La presión llevada a cabo por las fuerzas de seguridad y militares de los EEUU en los últimos 20 años sobre los flujos de drogas desde Colombia, en especial dificultando el transporte vía marítima y aérea, ha generado la mutación del suelo mexicano cómo el camino para llegar al territorio de la superpotencia. No casualmente, si en los años 70 y 80 era de conocimiento público los nombres de los grandes carteles colombianos, tales como el de Medellín y de Cali, y sus jefes archifamosos y con activa vida social y empresarial, el presente siglo es el turno de sus pares aztecas. Algunos de ellos mutaron de ser organizaciones básicamente orientadas al tráfico de marihuana, contrabando e inmigrantes ilegales, a ser transportadores a fusil alzado de 400 toneladas o más que buscan llegar a las calles estadounidenses.
Mientras estos cambios se producen en América del Norte, en Sudamérica también el panorama ha venido cambiando. El Perú disputa a Colombia la condición de primer productor de cocaína. Asimismo, la producción de narcóticos en Perú, Bolivia y parte de la proveniente de Colombia tiene como destino privilegiado Europa y los mismos mercados de nuestra región.

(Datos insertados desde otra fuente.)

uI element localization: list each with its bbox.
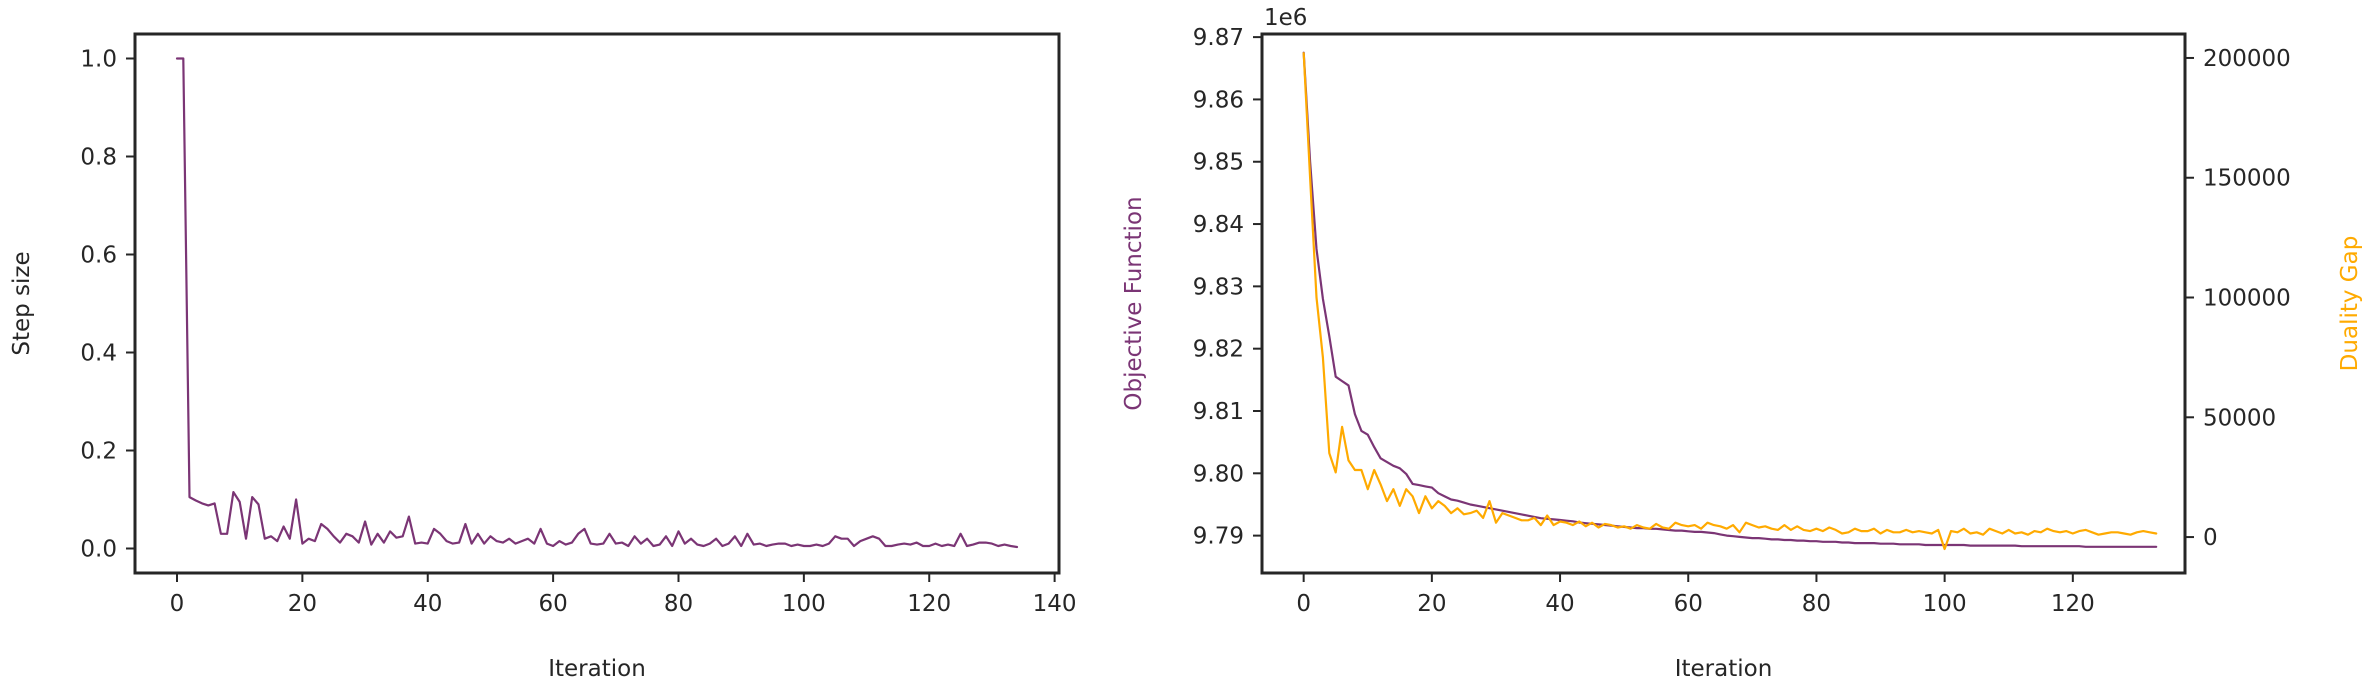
y-tick-label: 9.79 (1193, 524, 1244, 550)
x-tick-label: 100 (782, 591, 826, 617)
step-size-plot-frame (133, 32, 1061, 575)
step-size-y-ticks: 0.0 0.2 0.4 0.6 0.8 1.0 (80, 47, 135, 563)
y2-tick-label: 150000 (2203, 166, 2291, 192)
objective-duality-x-ticks: 0 20 40 60 80 100 120 (1296, 573, 2095, 617)
x-tick-label: 120 (907, 591, 951, 617)
objective-offset-text: 1e6 (1264, 5, 1307, 31)
y2-tick-label: 100000 (2203, 286, 2291, 312)
x-tick-label: 60 (538, 591, 567, 617)
y-tick-label: 9.86 (1193, 87, 1244, 113)
y-tick-label: 9.82 (1193, 337, 1244, 363)
objective-y-ticks: 9.79 9.80 9.81 9.82 9.83 9.84 9.85 9.86 9.87 (1193, 25, 1262, 550)
objective-function-line (1302, 51, 2158, 548)
objective-duality-series-group (1302, 51, 2158, 551)
step-size-line (175, 57, 1019, 549)
step-size-series-group (175, 57, 1019, 549)
y-tick-label: 9.83 (1193, 274, 1244, 300)
y-tick-label: 1.0 (80, 47, 117, 73)
objective-duality-chart: 0 20 40 60 80 100 120 9.79 9.80 9.81 9.82 9.83 9.84… (1121, 5, 2363, 682)
y-tick-label: 9.85 (1193, 150, 1244, 176)
duality-gap-line (1302, 52, 2158, 551)
x-tick-label: 140 (1033, 591, 1077, 617)
step-size-x-ticks: 0 20 40 60 80 100 120 140 (170, 573, 1077, 617)
y-tick-label: 0.6 (80, 243, 117, 269)
y-tick-label: 9.81 (1193, 399, 1244, 425)
duality-gap-y-axis-label: Duality Gap (2337, 236, 2363, 372)
objective-duality-x-axis-label: Iteration (1675, 656, 1773, 682)
x-tick-label: 0 (170, 591, 185, 617)
x-tick-label: 0 (1296, 591, 1311, 617)
step-size-chart: 0 20 40 60 80 100 120 140 0.0 0.2 0.4 0.6 0.8 1.0 It… (9, 32, 1077, 682)
step-size-y-axis-label: Step size (9, 251, 35, 355)
x-tick-label: 40 (413, 591, 442, 617)
y-tick-label: 9.80 (1193, 461, 1244, 487)
step-size-x-axis-label: Iteration (548, 656, 646, 682)
x-tick-label: 80 (1802, 591, 1831, 617)
y-tick-label: 0.4 (80, 341, 117, 367)
y-tick-label: 9.84 (1193, 212, 1244, 238)
x-tick-label: 20 (288, 591, 317, 617)
duality-gap-y-ticks: 0 50000 100000 150000 200000 (2185, 46, 2291, 551)
y2-tick-label: 200000 (2203, 46, 2291, 72)
y-tick-label: 0.2 (80, 439, 117, 465)
objective-y-axis-label: Objective Function (1121, 196, 1147, 410)
y-tick-label: 9.87 (1193, 25, 1244, 51)
y-tick-label: 0.8 (80, 145, 117, 171)
x-tick-label: 100 (1923, 591, 1967, 617)
y2-tick-label: 50000 (2203, 405, 2276, 431)
y-tick-label: 0.0 (80, 537, 117, 563)
y2-tick-label: 0 (2203, 525, 2218, 551)
objective-duality-plot-frame (1260, 32, 2187, 575)
x-tick-label: 80 (664, 591, 693, 617)
x-tick-label: 20 (1417, 591, 1446, 617)
x-tick-label: 40 (1545, 591, 1574, 617)
x-tick-label: 120 (2051, 591, 2095, 617)
x-tick-label: 60 (1674, 591, 1703, 617)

No casualmente, Brasil es considerado detrás de los EEUU el país donde más tonelaje de cocaína estaría ingresando para consumo en tanto que la Argentina según las Naciones Unidas presenta el mayor índice per capita de América Latina de drogadependientes. Frente a esta realidad internacional, hemisférica, regional y nacional, uno de los mayores desafíos de las élites políticas y sociales es desideologizar el tema y dejar de buscar fallidamente supuestos juegos de espejos con otros traumas que han tenidos nuestros países hace ya cuatro décadas de la mano de la violencia política de la dialéctica terrorismo y represión.
Si alguna duda cabe de ellos, más allá de las tensiones de todos tipo que existen entre los EEUU y países cómo Cuba y los sandinistas nicaragüenses, es notable la existencia de consulta y cooperación presente en estos temas específicos de la lucha contra el narcotráfico. Pocos regímenes han sido más contundentes e intolerantes con este negocio criminal que los regímenes de características comunistas. Cosa lógica, dado que estos actores delictivos tarde o temprano buscan condicionar al Estado y disputarse su monopolio en el uso de la fuerza y en el imperio de la ley. Ni que decir de la lucha frontal y sin cuartel que regímenes fundamentalistas como Irán tienen en el desafío de combatir la creciente penetración de drogas cómo la heroína desde Afganistán.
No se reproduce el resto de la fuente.